Monday 31 January 2011

Caryl Churchill's 'Seven Jewish Children'

Towards the end of The Finkler Question, Hephzibah, Treslove and Finkler go to see a play called Sons of Abraham, 'a piece of agitprop, that people were writing angry or enthusiastic letters to the papers about' [249]. You remember it:
The final scene was a well-staged tableau of destruction, all smoke and rattling metal sheets, and Wagnerian music, to which the Chosen People danced like slow-motion devils, baying and halooing, bathing their hands and feet in the blood that oozed like ketchup from the corpses of their victims, a fair number of whom were children. [250]
This is Jacobson's fictional version of a very famous contemporary play by Caryl Churchill called Seven Jewish Children (2009). Follow that link to a Wikipedia entry on the play; read the sections on 'praise' and 'criticism'.

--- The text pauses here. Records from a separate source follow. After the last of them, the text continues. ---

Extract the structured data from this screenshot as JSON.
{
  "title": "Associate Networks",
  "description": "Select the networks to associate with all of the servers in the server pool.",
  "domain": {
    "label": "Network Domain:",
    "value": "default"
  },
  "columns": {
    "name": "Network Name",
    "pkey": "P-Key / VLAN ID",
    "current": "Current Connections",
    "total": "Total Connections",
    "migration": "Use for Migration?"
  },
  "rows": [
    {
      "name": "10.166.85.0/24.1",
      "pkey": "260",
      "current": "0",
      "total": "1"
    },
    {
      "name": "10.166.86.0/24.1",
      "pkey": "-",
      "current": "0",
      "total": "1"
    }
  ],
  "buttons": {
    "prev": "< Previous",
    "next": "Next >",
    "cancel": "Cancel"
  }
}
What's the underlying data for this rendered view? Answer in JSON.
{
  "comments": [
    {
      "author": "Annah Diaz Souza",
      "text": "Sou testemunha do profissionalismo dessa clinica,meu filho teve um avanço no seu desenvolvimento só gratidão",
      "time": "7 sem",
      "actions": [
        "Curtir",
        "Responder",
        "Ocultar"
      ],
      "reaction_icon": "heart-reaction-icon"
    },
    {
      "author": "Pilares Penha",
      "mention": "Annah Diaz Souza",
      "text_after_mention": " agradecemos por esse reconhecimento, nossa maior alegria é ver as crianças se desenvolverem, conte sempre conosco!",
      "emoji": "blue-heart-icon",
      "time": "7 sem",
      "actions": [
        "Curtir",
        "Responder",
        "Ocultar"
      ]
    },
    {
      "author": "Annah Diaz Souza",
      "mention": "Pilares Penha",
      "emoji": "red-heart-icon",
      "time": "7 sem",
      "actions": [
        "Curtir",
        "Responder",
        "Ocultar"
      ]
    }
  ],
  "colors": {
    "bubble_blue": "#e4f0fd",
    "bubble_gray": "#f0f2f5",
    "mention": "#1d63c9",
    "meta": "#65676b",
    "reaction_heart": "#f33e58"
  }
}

Jacobson has been one of the play's most outspoken critics. Here, for instance, is an article he wrote for the Independent [18 Feb 2009] denouncing it.

And here is (prominent Jewish academic and thinker) Jacqueline Rose's angry response to Jacobson in the Guardian.

Jacobson wasn't pleased by Rose's column. Nor is Rose pleased by his reply.

How much of this material makes it into the novel, do you think? And to what extent is it modified or fictionalised?